Zaten ölüm motifi şiirlerini bırakmamıştır. Fransa’da bir tatil kasabası olan Berck-Plage’da eşiyle yaptıkları bir tatilde yan dairede oturan komşularının ölümünden çok etkilenir ve bir şiir yazar. Bu şiir, bir karabasan gibidir. Deniz, güneş, kumsal ve genç kızların gözlemiyle başlar ve yaşlı adamın ölümü ve cenazesi ile sürer.

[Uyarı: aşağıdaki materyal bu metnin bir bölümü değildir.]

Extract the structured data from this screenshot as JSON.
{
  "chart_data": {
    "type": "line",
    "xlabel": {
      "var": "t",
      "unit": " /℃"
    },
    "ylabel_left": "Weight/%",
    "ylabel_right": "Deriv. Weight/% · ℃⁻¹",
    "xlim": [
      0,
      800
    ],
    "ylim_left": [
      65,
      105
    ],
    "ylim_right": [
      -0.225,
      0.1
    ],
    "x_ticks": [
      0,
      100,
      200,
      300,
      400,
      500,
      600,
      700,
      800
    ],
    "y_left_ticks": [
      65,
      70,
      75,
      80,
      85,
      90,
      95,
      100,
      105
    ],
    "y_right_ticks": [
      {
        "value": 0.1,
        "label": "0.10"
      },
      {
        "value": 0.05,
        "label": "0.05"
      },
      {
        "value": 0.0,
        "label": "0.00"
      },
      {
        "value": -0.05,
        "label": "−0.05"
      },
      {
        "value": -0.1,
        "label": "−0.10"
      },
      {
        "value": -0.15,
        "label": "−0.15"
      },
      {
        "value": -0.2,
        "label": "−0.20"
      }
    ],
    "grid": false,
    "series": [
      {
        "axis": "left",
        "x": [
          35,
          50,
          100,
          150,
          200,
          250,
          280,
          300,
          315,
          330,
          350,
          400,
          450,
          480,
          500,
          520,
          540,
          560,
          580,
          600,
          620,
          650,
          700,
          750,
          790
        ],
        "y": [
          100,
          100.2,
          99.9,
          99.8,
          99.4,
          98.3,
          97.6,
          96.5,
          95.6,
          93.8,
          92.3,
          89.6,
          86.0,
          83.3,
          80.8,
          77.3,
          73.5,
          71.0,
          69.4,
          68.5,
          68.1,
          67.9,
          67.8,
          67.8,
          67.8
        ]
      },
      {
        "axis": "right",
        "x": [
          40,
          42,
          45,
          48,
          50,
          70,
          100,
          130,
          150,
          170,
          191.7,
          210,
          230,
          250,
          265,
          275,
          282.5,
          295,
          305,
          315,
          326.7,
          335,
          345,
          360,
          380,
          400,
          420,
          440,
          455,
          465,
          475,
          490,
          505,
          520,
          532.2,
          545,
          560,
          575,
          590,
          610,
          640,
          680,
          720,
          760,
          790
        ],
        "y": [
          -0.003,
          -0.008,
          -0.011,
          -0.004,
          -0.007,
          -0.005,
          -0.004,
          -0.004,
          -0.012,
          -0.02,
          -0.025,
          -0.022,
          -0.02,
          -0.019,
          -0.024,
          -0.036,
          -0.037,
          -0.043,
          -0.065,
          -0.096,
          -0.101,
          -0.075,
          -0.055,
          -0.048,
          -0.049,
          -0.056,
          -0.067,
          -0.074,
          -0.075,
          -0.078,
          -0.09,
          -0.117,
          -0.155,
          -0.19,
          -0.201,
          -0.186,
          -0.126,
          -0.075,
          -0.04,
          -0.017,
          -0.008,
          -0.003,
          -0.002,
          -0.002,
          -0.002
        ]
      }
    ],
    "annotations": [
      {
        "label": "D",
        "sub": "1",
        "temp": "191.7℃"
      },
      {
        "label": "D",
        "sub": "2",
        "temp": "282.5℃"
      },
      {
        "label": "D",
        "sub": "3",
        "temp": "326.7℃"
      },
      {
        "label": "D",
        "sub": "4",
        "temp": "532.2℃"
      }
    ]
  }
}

Çenesini bir kitapla desteklediler, kaskatı kesilene dek

Sonra titreyen ellerini kavuşturdular: Hoşça kalın,

hoşça kalın

Bu bir lütuf, bu bir lütuf:

Sabun renkli meşeden uzun tabut…

Yaşamının son kışında yazdığı “Babacığım” şiirinde de babasını anımsarken ölüm ve intihar şiirin ana temasıdır:

Daha on yaşındaydım seni gömdüklerinde,

Yirmimde ölmeye çabaladım

Ve sana geri, geri dönmeye.

Hiç değilse kemiklerim becerir sandım.

Ama torbadan çıkardılar beni,

Ve tekrar yapıştırdılar parçalarımı tutkalla…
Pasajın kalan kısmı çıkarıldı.